Mistake # 2 - I didn't have bowls/cups deep enough to dip the cake pop into and pull it right out. Every time I dipped it, it hit the bottom of the cup or bowl, which led to me having to sort of stir the cake pop in the melted candy to get it coated completely.. This was the biggest frustration because no matter how hard I tried, my cake pop would magically create a sort of suction on the bottom of the cup and stayed there when I pulled out the stick! I wanted to scream every single time it happened to me! After my 4th attempt, I gave up and accepted that I didn't have the patience nor did I have the energy to keep experimenting.
Mistake # 3 - I was not feeling very well and though any other time, I would have pressed on until I figured it out, this time was not that case. I felt so weak and exhausted that I wanted to cry... and the thought of ending up with crumbled cake mixed with icing was a huge disappointment to say the least!
Mistake # 5 - not stopping when the red candy melts failed to melt. I wasted so much time...
I so badly wanted to make those cake pops for my little guy. If they had come out the way I had imagined, he would have loved them! He was so excited for them too... I think he still is.
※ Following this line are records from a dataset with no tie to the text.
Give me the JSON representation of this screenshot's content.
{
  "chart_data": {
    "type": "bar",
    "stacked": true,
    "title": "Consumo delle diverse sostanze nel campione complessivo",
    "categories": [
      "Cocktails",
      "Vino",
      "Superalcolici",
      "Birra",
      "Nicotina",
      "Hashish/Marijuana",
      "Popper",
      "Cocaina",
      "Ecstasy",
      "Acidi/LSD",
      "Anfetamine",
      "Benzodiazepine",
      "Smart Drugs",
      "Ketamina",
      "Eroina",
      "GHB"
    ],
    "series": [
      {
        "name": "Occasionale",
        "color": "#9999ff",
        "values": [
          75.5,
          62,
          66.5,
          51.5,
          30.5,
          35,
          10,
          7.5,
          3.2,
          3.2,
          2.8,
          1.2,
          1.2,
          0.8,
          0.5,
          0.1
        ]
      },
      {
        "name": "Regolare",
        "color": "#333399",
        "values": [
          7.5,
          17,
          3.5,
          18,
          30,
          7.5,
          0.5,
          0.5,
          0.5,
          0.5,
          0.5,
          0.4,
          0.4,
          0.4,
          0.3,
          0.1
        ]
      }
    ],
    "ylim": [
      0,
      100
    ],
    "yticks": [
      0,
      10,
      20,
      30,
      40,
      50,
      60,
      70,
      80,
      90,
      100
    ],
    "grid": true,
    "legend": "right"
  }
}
My heart feels a bit broken tonight... mainly because now we don't have any cake pops or birthday cake made especially for him to celebrate his 4th birthday. He deserves only the best because he is truly an amazing kid... and I feel so incredibly sad that things didn't turn out the way they should have!
... I guess this will be a teachable moment for me to show Addi how things don't always go as planned or something philosophical like that.
p.s HAPPY early 4th birthday, Addi! I love you oh so very much!!!